No repeated-dose studies are available via the oral and dermal routes, and since the available inhalation studies did not determine a true NOAEC for systemic effects, it is not possible to derive a dermal DNEL by route-to-route extrapolation. Suitable data are not available for the hydrolysis product, silanetriol.

An oral OECD 422 combined repeat-dose and reproductive/developmental toxicity screening test in rats is available for the substance methyltrimethoxysilane (CAS 1185-55-3). This surrogate substance replaces an –H with –CH3. Both analogues have similar physicochemical properties (log Kow0.7 and 0.2 for methyltrimethoxysilane and trimethoxysilane respectively; predicted water solubility 2.9E+04 and 5.4E+04 mg/l, vapour pressure >2,000 Pa). At neutral pH, the hydrolysis rate of methyltrimethoxysilane is slower than that of the registered substance, trimethoxysilane (half lives ca. 2 hours and <1 hour respectively), but under low pH conditions in the stomach, both substances hydrolyse very rapidly. It is therefore considered valid to read-across from methyltrimethoxysilane to trimethoxysilane in order to determine a DNEL for systemic effects via the dermal route.

No studies have been conducted with trimethoxysilane for reproductive or developmental toxicity. Since the 90 day inhalation study tested very low concentrations of trimethoxysilane which would be unlikely to lead to manifestation of effects in the reproductive organs, it is appropriate to read-across from the structural analogue, methyltrimethoxysilane, for which there is an oral OECD 422 study as described above. In this study no reproductive or developmental effects were observed up to a dose of 1000 mg/kg bw/day. In addition there is a 90 day inhalation study on methyltrimethoxysilane that did not show any adverse treatment-related effects on the reproductive organs up to an exposure concentration of 8900 mg/m3in rats.

In the absence of any findings relating to reproductive or developmental endpoints in appropriate screening tests, the critical health effect is considered to be repeated dose toxicity. Trimethoxysilane is not classified as mutagenic, carcinogenic or sensitising.

The DNELs used for risk characterisation are therefore:

DNEL (long-term, inhalation): 0.63 mg/m3

DNEL (long-term, dermal): 0.17 mg/kg/day

The documented DNELs are considered adequate for the present REACH risk characterisation.
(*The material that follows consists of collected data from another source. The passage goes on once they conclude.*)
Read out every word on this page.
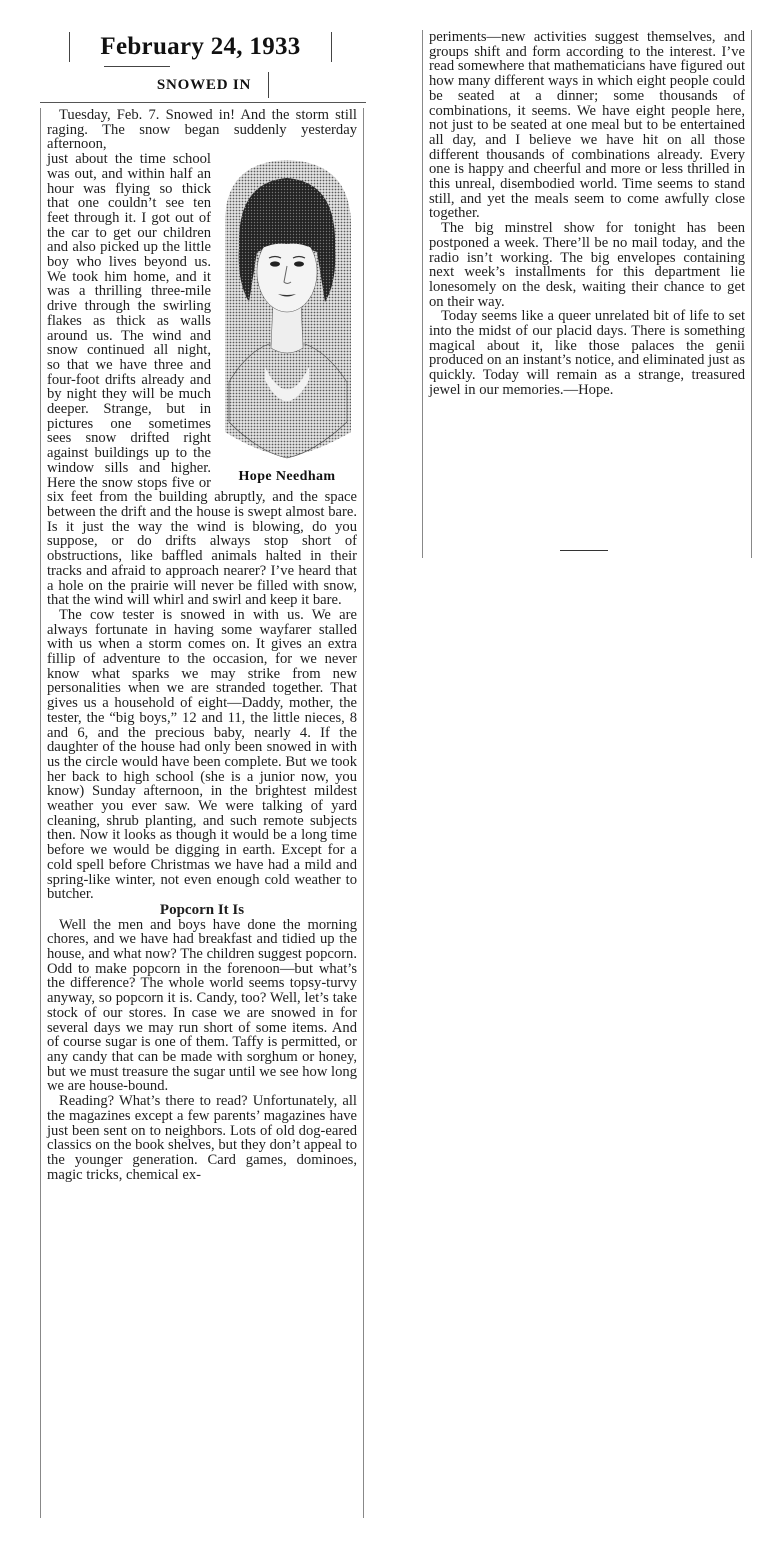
February 24, 1933
SNOWED IN

Tuesday, Feb. 7. Snowed in! And the storm still raging. The snow began suddenly yesterday afternoon,

Hope Needham

just about the time school was out, and within half an hour was flying so thick that one couldn’t see ten feet through it. I got out of the car to get our children and also picked up the little boy who lives beyond us. We took him home, and it was a thrilling three-mile drive through the swirling flakes as thick as walls around us. The wind and snow continued all night, so that we have three and four-foot drifts already and by night they will be much deeper. Strange, but in pictures one sometimes sees snow drifted right against buildings up to the window sills and higher. Here the snow stops five or six feet from the building abruptly, and the space between the drift and the house is swept almost bare. Is it just the way the wind is blowing, do you suppose, or do drifts always stop short of obstructions, like baffled animals halted in their tracks and afraid to approach nearer? I’ve heard that a hole on the prairie will never be filled with snow, that the wind will whirl and swirl and keep it bare.

The cow tester is snowed in with us. We are always fortunate in having some wayfarer stalled with us when a storm comes on. It gives an extra fillip of adventure to the occasion, for we never know what sparks we may strike from new personalities when we are stranded together. That gives us a household of eight—Daddy, mother, the tester, the “big boys,” 12 and 11, the little nieces, 8 and 6, and the precious baby, nearly 4. If the daughter of the house had only been snowed in with us the circle would have been complete. But we took her back to high school (she is a junior now, you know) Sunday afternoon, in the brightest mildest weather you ever saw. We were talking of yard cleaning, shrub planting, and such remote subjects then. Now it looks as though it would be a long time before we would be digging in earth. Except for a cold spell before Christmas we have had a mild and spring-like winter, not even enough cold weather to butcher.

Popcorn It Is

Well the men and boys have done the morning chores, and we have had breakfast and tidied up the house, and what now? The children suggest popcorn. Odd to make popcorn in the forenoon—but what’s the difference? The whole world seems topsy-turvy anyway, so popcorn it is. Candy, too? Well, let’s take stock of our stores. In case we are snowed in for several days we may run short of some items. And of course sugar is one of them. Taffy is permitted, or any candy that can be made with sorghum or honey, but we must treasure the sugar until we see how long we are house-bound.

Reading? What’s there to read? Unfortunately, all the magazines except a few parents’ magazines have just been sent on to neighbors. Lots of old dog-eared classics on the book shelves, but they don’t appeal to the younger generation. Card games, dominoes, magic tricks, chemical ex-

periments—new activities suggest themselves, and groups shift and form according to the interest. I’ve read somewhere that mathematicians have figured out how many different ways in which eight people could be seated at a dinner; some thousands of combinations, it seems. We have eight people here, not just to be seated at one meal but to be entertained all day, and I believe we have hit on all those different thousands of combinations already. Every one is happy and cheerful and more or less thrilled in this unreal, disembodied world. Time seems to stand still, and yet the meals seem to come awfully close together.

The big minstrel show for tonight has been postponed a week. There’ll be no mail today, and the radio isn’t working. The big envelopes containing next week’s installments for this department lie lonesomely on the desk, waiting their chance to get on their way.

Today seems like a queer unrelated bit of life to set into the midst of our placid days. There is something magical about it, like those palaces the genii produced on an instant’s notice, and eliminated just as quickly. Today will remain as a strange, treasured jewel in our memories.—Hope.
They have been calculated using the current ECHA guideline, including the most conservative assessment factors, and are used for the registration under the regulation 1907/2006 dated June 1st 2007 (REACH) only. They should not be used for other regulatory purposes (e.g., OELs) without further consideration and evaluation.

General Population - Hazard via inhalation route

Systemic effects

Acute/short term exposure
DNEL related information

Local effects

Acute/short term exposure
DNEL related information

General Population - Hazard via dermal route

Systemic effects

Acute/short term exposure
DNEL related information

General Population - Hazard via oral route

Systemic effects

Acute/short term exposure
DNEL related information

General Population - Hazard for the eyes

Additional information - General Population

Exposure of consumers is not applicable for this substance.